De rechters hebben een beroep gehoord van de regering van president Donald Trump tegen een uitspraak van een lagere rechtbank die aandeelhouders in Fannie en Freddie in staat stelde een overeenkomst uit 2012 tussen de Federal Housing Finance Agency (FHFA) en het ministerie van Financiën aan te vechten na de redding van de twee bedrijven door de regering.

Als onderdeel van de zaak leken de rechters ontvankelijk voor afzonderlijke argumenten van aandeelhouders dat de constitutionele structuur van de FHFA, die wordt geleid door één directeur die alleen "for cause" door de president kan worden afgezet, onwettig is.

De overeenkomst van 2012 schafte dividenduitkeringen aan verschillende aandeelhouders af en verplichtte Fannie en Freddie om de Amerikaanse schatkist elk kwartaal een bedrag te betalen dat gelijk is aan hun nettowaarde, die nu in totaal miljarden dollars bedraagt.

De administratie in haar beroep tegen een uitspraak van 2019 door het in New Orleans gevestigde 5th U.S. Circuit Court of Appeals betoogde dat de rechtszaak niet zou moeten worden toegestaan, maar was het eens met de uitdagers dat FHFA's structuur ongrondwettelijk is omdat het inbreuk maakt op de macht van de president.

In 2016 klaagden Fannie- en Freddie-aandeelhouders Patrick Collins, Marcus Liotta en William Hitchcock in een federale rechtbank in Texas aan met het argument dat de overeenkomst van 2012, soms aangeduid als de "net worth sweep", de bevoegdheid van de FHFA overschreed en dat deze moet worden verworpen.

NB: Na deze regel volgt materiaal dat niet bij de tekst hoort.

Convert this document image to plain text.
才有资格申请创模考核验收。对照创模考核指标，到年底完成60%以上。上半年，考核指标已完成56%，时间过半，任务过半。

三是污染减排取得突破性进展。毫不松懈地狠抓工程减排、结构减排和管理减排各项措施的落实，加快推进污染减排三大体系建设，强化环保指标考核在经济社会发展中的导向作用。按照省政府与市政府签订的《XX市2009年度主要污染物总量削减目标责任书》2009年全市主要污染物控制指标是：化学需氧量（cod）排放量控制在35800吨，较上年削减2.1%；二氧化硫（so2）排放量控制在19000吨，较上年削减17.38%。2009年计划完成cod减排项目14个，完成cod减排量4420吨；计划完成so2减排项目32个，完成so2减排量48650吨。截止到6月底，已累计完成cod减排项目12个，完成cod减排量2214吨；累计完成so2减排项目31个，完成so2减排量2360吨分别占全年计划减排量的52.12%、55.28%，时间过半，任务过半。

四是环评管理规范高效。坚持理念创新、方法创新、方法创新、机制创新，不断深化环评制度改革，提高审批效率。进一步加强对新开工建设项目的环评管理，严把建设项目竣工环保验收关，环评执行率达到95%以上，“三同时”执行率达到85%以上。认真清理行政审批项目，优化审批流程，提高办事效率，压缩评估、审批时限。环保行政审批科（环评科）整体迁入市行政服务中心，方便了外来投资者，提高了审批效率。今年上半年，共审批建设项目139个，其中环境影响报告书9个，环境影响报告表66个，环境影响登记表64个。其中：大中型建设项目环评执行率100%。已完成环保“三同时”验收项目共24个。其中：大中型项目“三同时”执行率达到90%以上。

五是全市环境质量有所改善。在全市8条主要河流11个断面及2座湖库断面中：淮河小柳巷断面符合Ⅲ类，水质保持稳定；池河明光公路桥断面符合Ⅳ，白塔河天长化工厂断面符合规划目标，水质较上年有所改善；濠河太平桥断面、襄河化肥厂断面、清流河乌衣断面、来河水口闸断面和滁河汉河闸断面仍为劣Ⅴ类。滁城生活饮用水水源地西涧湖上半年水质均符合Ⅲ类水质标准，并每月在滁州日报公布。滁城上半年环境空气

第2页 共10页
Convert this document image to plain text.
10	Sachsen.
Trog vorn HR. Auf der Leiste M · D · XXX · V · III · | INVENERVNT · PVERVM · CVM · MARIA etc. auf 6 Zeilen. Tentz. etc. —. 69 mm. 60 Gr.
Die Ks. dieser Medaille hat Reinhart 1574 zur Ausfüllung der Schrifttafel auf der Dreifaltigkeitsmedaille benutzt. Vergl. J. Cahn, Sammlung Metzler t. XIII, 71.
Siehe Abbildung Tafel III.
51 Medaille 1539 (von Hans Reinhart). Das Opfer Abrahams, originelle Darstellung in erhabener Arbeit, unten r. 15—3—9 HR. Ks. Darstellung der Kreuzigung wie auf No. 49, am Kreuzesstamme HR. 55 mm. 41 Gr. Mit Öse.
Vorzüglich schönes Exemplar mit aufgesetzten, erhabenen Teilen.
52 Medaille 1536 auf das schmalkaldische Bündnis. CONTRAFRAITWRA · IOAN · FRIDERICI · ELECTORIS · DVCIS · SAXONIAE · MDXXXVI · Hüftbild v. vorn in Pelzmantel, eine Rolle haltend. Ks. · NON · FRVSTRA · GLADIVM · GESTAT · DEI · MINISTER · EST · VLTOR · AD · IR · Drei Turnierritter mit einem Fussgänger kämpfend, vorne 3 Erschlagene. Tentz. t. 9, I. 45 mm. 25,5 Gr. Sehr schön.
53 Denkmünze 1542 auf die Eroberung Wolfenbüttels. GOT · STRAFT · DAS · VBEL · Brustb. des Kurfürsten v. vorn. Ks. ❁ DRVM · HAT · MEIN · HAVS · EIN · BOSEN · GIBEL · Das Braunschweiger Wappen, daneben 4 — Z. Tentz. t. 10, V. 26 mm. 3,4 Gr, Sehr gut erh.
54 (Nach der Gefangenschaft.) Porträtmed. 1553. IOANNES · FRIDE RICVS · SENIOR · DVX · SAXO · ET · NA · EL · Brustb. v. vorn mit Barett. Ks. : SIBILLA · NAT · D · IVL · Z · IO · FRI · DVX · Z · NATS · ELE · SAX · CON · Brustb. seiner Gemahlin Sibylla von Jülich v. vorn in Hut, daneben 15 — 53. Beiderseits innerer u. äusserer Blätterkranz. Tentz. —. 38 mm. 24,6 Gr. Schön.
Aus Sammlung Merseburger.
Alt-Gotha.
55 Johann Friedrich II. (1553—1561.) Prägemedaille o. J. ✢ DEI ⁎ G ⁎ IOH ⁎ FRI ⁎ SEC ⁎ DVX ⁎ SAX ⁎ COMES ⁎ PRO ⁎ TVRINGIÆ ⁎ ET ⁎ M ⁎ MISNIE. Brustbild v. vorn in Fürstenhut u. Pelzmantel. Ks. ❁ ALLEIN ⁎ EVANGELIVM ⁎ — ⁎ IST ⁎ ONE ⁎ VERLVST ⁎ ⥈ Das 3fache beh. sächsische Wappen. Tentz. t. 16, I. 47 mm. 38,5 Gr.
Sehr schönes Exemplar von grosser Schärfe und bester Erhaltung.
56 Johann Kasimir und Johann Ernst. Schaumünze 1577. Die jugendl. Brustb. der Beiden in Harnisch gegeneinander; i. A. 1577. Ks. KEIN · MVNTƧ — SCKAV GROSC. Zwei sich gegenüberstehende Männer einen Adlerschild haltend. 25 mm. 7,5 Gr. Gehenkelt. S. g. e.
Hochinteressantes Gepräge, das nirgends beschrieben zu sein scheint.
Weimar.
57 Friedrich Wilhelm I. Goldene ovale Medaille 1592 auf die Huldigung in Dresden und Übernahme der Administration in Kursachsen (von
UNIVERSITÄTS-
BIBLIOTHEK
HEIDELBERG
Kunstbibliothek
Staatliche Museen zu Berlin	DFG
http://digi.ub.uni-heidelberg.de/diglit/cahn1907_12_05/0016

De Amerikaanse overheid nam in 2008 Fannie en Freddie in beslag, particuliere ondernemingen die door het Congres waren opgericht, op het hoogtepunt van de financiële crisis toen ze op de rand van insolventie balanceerden. De overheid nam een meerderheidsaandeel in elk van beide en ze werden onder toezicht geplaatst van de FHFA, die tegelijkertijd werd opgericht.

Sommige rechters leken tijdens de argumenten sceptisch over de vraag of de overeenkomst van 2012 nietig kan worden verklaard, zelfs als zij de structuur van het agentschap ongrondwettig achten.

De conservatieve rechter Neil Gorsuch zei dat de remedie die de aandeelhouders zoeken "een grote is en moeilijk te slikken voor ons".

De liberale rechter Sonia Sotomayor zei dat het "contra-intuïtief, misschien onlogisch" zou zijn om te suggereren dat de uitdagers iets meer zouden kunnen krijgen dan een verklaring dat de directeur van het agentschap op elk moment door de president afgezet kan worden.

Veel vragen van de rechters richtten zich meer op de constitutionele claims dan op andere juridische gronden waarop de aandeelhouders de overeenkomst uit 2012 aanvochten.

De conservatieve opperrechter John Roberts trok het uitgangspunt van de rechtszaak in twijfel en merkte op dat deze was gebaseerd op het idee dat de aandeelhouders "in de kou werden gezet en dat hun aandelen waardeloos werden gemaakt".

Roberts vertelde de advocaat van de aandeelhouders, David Thompson, dat hij woensdagochtend de aandelenkoersen had gecontroleerd en dat Fannie werd verhandeld op 2,69 dollar en Freddie op 2,56 dollar per aandeel.

"Uw aandelen zijn niet waardeloos, ze zijn iets waard. ... Maakt dat uw nationaliseringsretoriek niet tot iets anders?" vroeg Roberts.

Het Hooggerechtshof oordeelde in juni in een soortgelijke zaak over een ander federaal agentschap, het Consumer Financial Protection Bureau, dat de structuur met één directeur ongrondwettig was.

Sommige rechters vroegen zich af of het hof de grondwettelijke vraag wel moest beantwoorden om de zaak te kunnen beslissen, aangezien de overeenkomst van 2012 was ondertekend door een waarnemend directeur van de FHFA, die door de toenmalige president Barack Obama kon worden ontslagen.

De FHFA wordt geleid door een directeur die voor een termijn van vijf jaar door de president wordt benoemd en door de Senaat moet worden bevestigd. Een uitspraak dat de huidige structuur ongeldig is, zou de verkozen president Joe Biden in staat stellen de huidige door Trump benoemde directeur, Mark Calabria, na zijn ambtsaanvaarding in januari te vervangen.

Fannie heeft 181,4 miljard dollar aan de overheid betaald en Freddie 119,7 miljard dollar. Op het moment van de reddingsoperatie hadden ze samen 191,4 miljard dollar van de overheid nodig.